Gute Aussichten: Talente haben gute Chancen, einen Job bei ihrem Wunschkonzern zu finden
Langfristig gesehen haben vor allem die Handelsunternehmen und Konsumgüterhersteller bei den angehenden Wirtschaftswissenschaftlern stark an Attraktivität gewonnen. So sind beispielsweise die Unternehmen Coca Cola und Adidas
in den letzten fünf Jahren in der Gunst der Studierenden kontinuierlich gestiegen.
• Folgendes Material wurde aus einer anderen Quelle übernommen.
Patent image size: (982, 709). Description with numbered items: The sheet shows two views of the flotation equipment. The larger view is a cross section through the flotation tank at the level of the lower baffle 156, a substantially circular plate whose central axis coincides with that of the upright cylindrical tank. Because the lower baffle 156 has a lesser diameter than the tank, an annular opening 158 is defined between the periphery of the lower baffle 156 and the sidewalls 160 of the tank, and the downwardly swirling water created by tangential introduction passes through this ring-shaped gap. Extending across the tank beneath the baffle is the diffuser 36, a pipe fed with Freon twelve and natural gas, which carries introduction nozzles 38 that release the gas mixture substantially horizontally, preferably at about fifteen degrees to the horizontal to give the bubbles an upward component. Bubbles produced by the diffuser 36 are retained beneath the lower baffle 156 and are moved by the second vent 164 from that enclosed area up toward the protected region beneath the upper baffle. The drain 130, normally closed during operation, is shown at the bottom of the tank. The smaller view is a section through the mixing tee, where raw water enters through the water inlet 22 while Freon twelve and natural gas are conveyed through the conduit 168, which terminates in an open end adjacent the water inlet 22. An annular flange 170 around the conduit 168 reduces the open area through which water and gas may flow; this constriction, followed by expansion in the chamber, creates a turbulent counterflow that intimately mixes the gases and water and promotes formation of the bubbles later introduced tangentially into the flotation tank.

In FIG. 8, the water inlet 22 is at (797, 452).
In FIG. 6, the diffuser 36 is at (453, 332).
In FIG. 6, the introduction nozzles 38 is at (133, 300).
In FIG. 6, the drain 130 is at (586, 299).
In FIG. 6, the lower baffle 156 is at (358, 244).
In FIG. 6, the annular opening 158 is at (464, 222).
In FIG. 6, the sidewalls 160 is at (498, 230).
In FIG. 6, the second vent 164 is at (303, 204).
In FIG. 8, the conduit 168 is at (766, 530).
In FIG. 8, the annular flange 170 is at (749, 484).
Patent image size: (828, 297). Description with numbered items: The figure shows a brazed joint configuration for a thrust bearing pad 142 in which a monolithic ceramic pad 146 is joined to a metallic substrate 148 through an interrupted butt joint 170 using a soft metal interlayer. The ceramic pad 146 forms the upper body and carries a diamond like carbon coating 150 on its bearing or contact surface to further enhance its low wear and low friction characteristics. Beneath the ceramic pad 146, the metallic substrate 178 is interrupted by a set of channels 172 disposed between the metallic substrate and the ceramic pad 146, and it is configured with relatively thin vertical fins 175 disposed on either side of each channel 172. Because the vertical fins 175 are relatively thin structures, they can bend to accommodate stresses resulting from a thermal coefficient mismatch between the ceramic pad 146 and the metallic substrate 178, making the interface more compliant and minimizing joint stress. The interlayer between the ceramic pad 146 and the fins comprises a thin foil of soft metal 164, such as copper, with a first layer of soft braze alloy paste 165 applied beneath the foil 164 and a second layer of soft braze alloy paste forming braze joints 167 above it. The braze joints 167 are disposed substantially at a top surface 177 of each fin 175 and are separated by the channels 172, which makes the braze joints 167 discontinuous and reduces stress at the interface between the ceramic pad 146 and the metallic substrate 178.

Bei den europäischen Studierenden der technischen Studiengänge liegt IBM
an erster Stelle des Rankings der Top-Arbeitgeber, gefolgt von Microsoft
und BMW
. Intel
wählten die Befragten auf den fünften Platz hinter Apple
auf Rang vier.
Deutsche Konzerne sanken insgesamt in der Gunst der angehenden Absolventen; das gilt sowohl für die Wirtschaftswissenschaftler als auch für die Ingenieure. Bei Akademikern der technischen Fachrichtungen hat vor allem das Image von Siemens
gelitten: Der Technologiekonzern stürzte um sechs Ränge vom dritten auf den neunten Platz. Während BMW
und Porsche
nur einen Rang abgeben mussten (BMW von zwei auf drei, Porsche von sieben auf acht), erwischte es Daimler
, Bosch und SAP
wesentlich härter: Daimler rutschte vom 18. auf den 30. Platz, Bosch vom 24. auf den 46. und SAP vom 28. auf den 36. Rang.